Ah komutan görünümlü hain. Beni en başta dinleyip çekip gidemedin. Çünkü emir büyük yerden, hoca efendindendi ve halkını katlettin o emirle. Aslında Batı emperyalizminin emriyle… Ne yazık!



Çanakkale›de düşmanla savaşmıştık, meğer düşman içimize sızmış, sinmiş... Evet bunu biliyorduk, bu devletin derin NATO tarafından ele geçirildiğine Adnan Menderes'ler, Deniz Gezmiş'ler, Erdal Eren'ler, Mustafa Pehlivanoğlu'lar idam edilirken de şahit değil miydik? Alman vakıflarının ipliğini pazara çıkaran Necip Hablemitoğlu, CIA'nin ve NATO'nun operasyonlarını araştırıp ortaya koyan Uğur Mumcu, ABD'nin Irak'ta hazırladığı tezgahı kırmaya çalışan Orgeneral Eşref Bitlis, Batı güçlerinin kucağına düşmüş Ermeni diasporasının oyununu bozan Hrant Dink, helikopteri düşürülen Muhsin Yazıcıoğlu ve daha onlarca faili meçhulümüzü hatırlayın!...Ama bizi ustaca yarattıkları suni sebeplerle birbirimize tokuşturan sosyal mühendislik şeytanları herkesi kendi şehidine ağlatmayı başardı yıllar boyunca...



Ve 15 Temmuz gecesi geldi, çattı... 'Her şerde bir hayır vardır.' cümlesini ispatlarcasına... Bu milleti tekrar yek vücut yaparcasına...



Birbirimizin ölülerine ve yaslarına bile uzak kalmamız için bizi kinle doldurmaya çalışanların son hamlesi 16 Temmuz sabahında kahraman insanlarımız tarafından paramparça edildi.



Türkiye tarihine en asil zaferlerden biri olarak geçen 15 Temmuz direnişinde yüzlerce kahramanı şehit verdik. Onlardan biri yukarıda ismini zikrettiğim Halil Kantarcı kardeşim...16 Temmuz akşamı haberini aldığımda yığıldığım koltukta onunla geçiremediğim vakitler, konuşamadıklarım, paylaşamadıklarım kaldı ondan bana yadigar. İstanbul'un Anadolu yakasındaki Conkbayırı cephesinde her biri aslan parçası vatan evlatlarından şehit olan Halil'in tabutuna omuz vermek, kabrine toprak atmak onuru acımın ve Türkiye'ye olan inancımın tacıdır.
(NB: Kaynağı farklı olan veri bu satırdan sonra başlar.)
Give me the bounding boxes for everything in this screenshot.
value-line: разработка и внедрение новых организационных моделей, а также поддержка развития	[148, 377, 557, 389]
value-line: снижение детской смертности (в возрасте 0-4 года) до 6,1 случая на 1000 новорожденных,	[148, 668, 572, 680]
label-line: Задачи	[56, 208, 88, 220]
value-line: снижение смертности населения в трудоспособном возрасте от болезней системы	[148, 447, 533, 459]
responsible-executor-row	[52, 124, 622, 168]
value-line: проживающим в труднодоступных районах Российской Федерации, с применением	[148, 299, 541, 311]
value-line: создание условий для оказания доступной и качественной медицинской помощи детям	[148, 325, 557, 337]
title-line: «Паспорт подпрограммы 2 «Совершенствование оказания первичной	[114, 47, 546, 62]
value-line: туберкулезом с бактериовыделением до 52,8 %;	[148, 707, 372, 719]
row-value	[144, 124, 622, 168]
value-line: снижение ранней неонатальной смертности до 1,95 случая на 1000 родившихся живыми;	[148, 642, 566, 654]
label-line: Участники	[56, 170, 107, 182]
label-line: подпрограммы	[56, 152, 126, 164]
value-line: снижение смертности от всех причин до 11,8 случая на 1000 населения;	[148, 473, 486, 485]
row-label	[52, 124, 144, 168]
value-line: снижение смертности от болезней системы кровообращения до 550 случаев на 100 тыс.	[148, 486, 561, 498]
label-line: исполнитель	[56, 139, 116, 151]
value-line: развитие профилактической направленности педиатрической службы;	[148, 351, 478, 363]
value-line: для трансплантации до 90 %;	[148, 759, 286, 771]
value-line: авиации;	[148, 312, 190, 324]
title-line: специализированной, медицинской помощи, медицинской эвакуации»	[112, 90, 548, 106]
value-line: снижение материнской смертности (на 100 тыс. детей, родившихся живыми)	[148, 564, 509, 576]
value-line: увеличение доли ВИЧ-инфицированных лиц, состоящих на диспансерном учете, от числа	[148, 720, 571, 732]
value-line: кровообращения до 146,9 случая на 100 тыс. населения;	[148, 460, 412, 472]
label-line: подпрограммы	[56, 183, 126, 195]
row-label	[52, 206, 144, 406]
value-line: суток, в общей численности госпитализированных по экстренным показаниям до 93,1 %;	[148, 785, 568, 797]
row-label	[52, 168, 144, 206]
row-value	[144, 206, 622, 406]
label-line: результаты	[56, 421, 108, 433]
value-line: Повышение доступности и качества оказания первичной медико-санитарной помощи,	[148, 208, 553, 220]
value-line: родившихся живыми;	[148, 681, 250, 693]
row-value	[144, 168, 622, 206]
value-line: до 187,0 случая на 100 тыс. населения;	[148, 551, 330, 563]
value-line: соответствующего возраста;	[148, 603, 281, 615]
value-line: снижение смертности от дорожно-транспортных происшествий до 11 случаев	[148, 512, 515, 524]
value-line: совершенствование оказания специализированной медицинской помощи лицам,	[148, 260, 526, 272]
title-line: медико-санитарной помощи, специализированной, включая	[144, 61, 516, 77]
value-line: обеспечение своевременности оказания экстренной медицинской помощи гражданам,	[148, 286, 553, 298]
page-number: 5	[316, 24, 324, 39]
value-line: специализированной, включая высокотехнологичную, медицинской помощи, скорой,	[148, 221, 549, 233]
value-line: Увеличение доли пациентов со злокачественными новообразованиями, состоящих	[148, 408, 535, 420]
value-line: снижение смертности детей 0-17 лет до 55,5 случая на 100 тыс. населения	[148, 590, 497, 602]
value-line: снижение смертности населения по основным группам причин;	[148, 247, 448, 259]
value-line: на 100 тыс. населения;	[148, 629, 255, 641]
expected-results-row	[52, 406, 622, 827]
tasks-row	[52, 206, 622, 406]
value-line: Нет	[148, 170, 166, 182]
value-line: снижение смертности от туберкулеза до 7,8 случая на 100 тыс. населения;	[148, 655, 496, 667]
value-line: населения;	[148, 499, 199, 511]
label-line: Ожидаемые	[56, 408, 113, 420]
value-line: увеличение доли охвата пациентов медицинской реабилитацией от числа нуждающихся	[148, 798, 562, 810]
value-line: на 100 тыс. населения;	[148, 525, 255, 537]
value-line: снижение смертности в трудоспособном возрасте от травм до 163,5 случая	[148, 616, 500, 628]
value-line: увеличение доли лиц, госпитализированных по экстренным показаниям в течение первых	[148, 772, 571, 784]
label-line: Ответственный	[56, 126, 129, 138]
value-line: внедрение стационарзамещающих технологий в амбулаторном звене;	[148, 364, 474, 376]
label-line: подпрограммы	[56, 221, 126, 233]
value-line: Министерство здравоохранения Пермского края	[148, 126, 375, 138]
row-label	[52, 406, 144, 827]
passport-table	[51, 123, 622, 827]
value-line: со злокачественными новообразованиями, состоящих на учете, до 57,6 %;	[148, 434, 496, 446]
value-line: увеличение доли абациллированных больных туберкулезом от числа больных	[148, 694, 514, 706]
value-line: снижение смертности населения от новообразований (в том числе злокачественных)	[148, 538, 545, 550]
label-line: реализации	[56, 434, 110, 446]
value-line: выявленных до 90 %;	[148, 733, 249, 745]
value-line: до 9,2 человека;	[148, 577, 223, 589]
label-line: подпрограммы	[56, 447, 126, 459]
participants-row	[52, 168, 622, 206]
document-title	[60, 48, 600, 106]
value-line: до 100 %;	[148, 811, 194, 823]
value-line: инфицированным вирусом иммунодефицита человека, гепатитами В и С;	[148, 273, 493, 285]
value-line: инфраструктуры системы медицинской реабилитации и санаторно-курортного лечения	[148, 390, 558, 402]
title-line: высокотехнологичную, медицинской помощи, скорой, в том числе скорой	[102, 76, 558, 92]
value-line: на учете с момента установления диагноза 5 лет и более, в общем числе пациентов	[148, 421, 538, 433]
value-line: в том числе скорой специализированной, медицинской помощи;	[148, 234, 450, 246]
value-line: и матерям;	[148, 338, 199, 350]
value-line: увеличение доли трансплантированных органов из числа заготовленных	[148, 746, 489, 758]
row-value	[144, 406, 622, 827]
Halil ve diğer tüm şehitler yaz sıcağında açan kardelen çiçeklerimizdir bizim, hepsinin ruhu şad olsun!



Türkiye 15 Temmuz gecesi Dünya'nın gönderine şerefli bir direniş bayrağı çekmiştir. Küresel efendilere karşı mücadelede mazlum halklara umut ve cesaret olarak doğan yeni bir güneştir bu bayrak, kutlu olsun!